No one could recall an amputation on a tiger at the facility. But Johnston said it was not unique anatomically.
“Tigers are just a much bigger version of a domestic cat that we do all the time. But it was neat to see something different like that.”
What was tricky was the anesthesia. “It was challenging because he had to be down for the tests and the surgery. We couldn’t do them while he was awake.”
The surgery was a major teaching moment, with more than 30 veterinarians, residents and students observing – including neurologists, anesthesiologists and even ophthalmologists. The ophthalmologists, he explained, “don’t get to look in a tiger’s eye every day.”
Emily Mehlman, a senior veterinary student scrubbed in. She is pursuing a surgery residency in small animal medicine and will apply it to large exotics.
“The surgery didn’t change my mind. It was an amazing experience.”
Meanwhile Walker and Nick Sculac, center director, were nervously waiting in the lobby.
“I was very scared,” Walker said. “If the CT scan hadn’t been good we would have had to decide whether to put him down. I was crying.”
Several clients at the hospital waiting for surgery for their dogs and cats asked her who her “pet” was.
“When I told them it was a tiger they were blown away.”
The surgery took about two and a half hours. Snow Magic was then placed in his own cage in the truck for a recovery period. ‘We had to make sure he was breathing on his own and could control himself before sending him on his way,” Johnston said.

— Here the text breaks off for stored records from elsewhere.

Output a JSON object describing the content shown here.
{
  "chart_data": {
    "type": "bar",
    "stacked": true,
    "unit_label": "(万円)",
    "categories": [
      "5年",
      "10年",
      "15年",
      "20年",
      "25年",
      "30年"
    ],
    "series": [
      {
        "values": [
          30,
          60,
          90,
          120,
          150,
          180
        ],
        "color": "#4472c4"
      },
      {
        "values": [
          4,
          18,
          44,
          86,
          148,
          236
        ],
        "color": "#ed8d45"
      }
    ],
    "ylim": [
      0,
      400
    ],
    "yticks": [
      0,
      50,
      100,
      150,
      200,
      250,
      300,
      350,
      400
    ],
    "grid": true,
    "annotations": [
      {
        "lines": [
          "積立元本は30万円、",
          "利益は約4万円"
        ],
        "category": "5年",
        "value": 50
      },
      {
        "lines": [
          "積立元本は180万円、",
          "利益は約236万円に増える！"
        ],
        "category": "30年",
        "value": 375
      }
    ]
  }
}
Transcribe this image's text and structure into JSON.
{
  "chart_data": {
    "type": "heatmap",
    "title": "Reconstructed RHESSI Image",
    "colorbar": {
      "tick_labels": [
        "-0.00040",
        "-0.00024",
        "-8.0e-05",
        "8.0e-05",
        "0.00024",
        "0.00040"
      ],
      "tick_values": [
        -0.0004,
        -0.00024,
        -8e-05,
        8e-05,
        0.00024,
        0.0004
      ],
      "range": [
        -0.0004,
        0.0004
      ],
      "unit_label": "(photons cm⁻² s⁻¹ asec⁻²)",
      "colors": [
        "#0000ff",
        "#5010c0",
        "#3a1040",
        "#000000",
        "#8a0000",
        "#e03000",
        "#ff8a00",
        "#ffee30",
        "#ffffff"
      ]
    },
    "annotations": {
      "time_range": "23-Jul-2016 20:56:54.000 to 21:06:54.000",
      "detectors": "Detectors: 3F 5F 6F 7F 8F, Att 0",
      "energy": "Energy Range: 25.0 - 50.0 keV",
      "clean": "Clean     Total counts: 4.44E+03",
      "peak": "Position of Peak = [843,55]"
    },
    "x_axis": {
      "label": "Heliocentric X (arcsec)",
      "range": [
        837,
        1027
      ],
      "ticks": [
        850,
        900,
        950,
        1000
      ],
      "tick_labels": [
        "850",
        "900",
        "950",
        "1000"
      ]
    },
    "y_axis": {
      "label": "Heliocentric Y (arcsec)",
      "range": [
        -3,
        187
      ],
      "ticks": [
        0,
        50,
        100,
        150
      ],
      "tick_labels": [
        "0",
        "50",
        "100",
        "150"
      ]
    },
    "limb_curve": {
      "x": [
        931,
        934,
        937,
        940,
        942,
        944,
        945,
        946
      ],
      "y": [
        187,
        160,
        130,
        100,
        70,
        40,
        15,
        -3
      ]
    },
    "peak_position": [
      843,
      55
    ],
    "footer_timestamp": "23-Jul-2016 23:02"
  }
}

The doctors patted his head and moved his legs to help him wake up. Walker kept calling his name, since the tiger knows her.
She imitated “chuffing” noises, the friendly huffy purr that tigers emit. Snow Magic opened his eyes and “chuffed” back at her.
“I cried again,” she said.
In coming days, Serenity Springs staff will build a small outdoor enclosure onto the recovery room so Snow Magic can exercise a bit and get fresh air. He will stay in this semi-confined area for another three weeks.
Meantime, work on an accessible enclosure is under way. It will feature a den without steps and with a tall door so Snow Magic can walk straight into it. There will be a covered patio.
More than anything, Snow Magic loved to play in a pool. He will have a ground-level pool he can step into without jumping.
Donors have so far provided about $15,700 for the medical bills and construction. The new enclosure will cost close to $10,000 including the 12-foot fence that will cost about $4,000.
Tigers can live more than 20 years.
Walker said that Snow Magic is showing he will do just fine with three legs. “In fact he seems relieved.”